А вот запись о свадьбе царя Алексея Михайловича и Натальи Кирилловны Нарышкиной в 1671 году: «…а своей государской радости изволил быть в 22 день, в воскресенье». Именно слово «радость» в значении свадебного обряда широко употреблялось до конца XVII века, и лишь когда Петр I ввел западноевропейский свадебный обряд, то поменялась и обрядовая лексика. Впрочем, при исследовании обрядового свадебного фольклора Рязанской области этнографы с удивлением выяснили, что свадьбу называли радостью в свадебных песнях вплоть до XX века!
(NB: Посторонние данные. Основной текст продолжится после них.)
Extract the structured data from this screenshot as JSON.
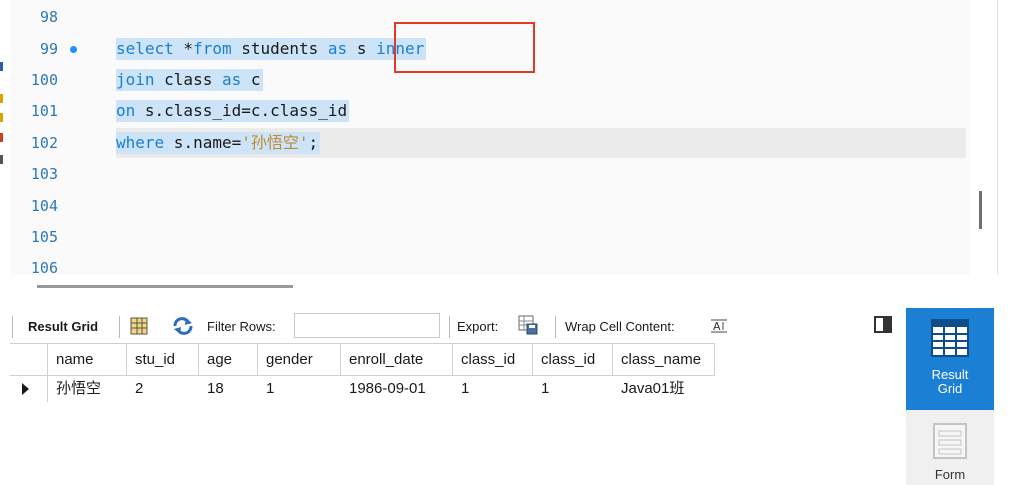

В значении свадебного обряда использовали еще одно слово: «каша». Оно появляется в русских летописях при рассказе о женитьбе Александра Невского: мол, когда князь женился в 1239 году, то праздновал «кашу» сначала в городе Торопце…
<sup>Павел Сведомский. Ухаживание. XIX в. Частная коллекция / Wikimedia Commons</sup>
Что самое любопытное, оба этих слова — «радость» и «каша» — использовали в XVII веке и даже позже. Однако к моменту, когда свадьбу наконец-то стали описывать русские и иностранные писатели (а это XVI–XVII века), оказалось, что она представляет собой очень сложную систему, включающую в себя многочисленные обряды и действа: предсвадебные, собственно свадебные и послесвадебные. Чтобы осветить их все, понадобится отдельная книга, поэтому мы остановимся лишь на некоторых элементах первых двух.
Глава 21. Сватовство и предсвадебные обряды
Вечеряшняя заря запалила высоко в небе костры, пытаясь отогреть занесенную снегами замерзшую Русь. Ангелы Божии принялись зажигать перед новой службой звезды-свечи. Манята вглядывалась ввысь, пыталась рассмотреть небесных обитателей, да оскользнулась, расплескала воду.
Параська, соседка и сердечная подруга, возмутилась:
— Ну, Манята, кулёма ты… Весь подол мене облила! Никак ворон считашь? Аль о Степке думашь?
— Ничего не думаю! Мелешь невесть што… Вот из-за тебя возвертаться к колодцу прийдется.
— Из-за меня? Да я ж тебя просто спросила: не ведашь ли, ктой к вам пришел?..
— Пришел? Не ведаю… Побегли, поглядаим…
Девушки ускорили шаг.
У ворот топтался младший брат Ванька. Он с ходу накинулся:
— Ты где шлындашь? Я ужно в ледышку превратилси… Батька велел тебе куды-нибудь сходить.
— Куды эт? — растерялась Манята. — Я озябла…
— Ванька, а сказывай, ктой-то у вас гостюет. Давно ли? — спросила Параська.
Ванька отер нос рукавом, оглянулся и тихо сказал:
— Дать хто ж их знаить? Мобуть с другого конца села? Мене выгнали тебя сторожить, а девок вона тоже на улицу…
— Ой, Манята, енто ж сватать пришли, ей-богу сватать, — всплеснула руками Параська.
— Сватать? Варьку неужто. И слава Богу, наконец: с ее кривым глазом ужно засиделась в девках. — Манята перекрестилась, радуясь за старшую сестру-калеку.
Внезапно ворота заскрипели, пропуская дородную Авдотью — мать семейства, в котором, кроме Маняты, было еще четверо дочерей и трое сыновей.
— А, ты тута. — Авдотья зыркнула на дочку, кивнула Параське. — Чае ведра в снег поставила — примерзнут… Заходь в избу… И да, сваты были у нас…
— Просватали? Варьку?
— Каку Варьку? Што несешь: кому она крива нужна? Тебя просватали…
— Как меня? А за кого? — Манята без сил опустилась в сугроб.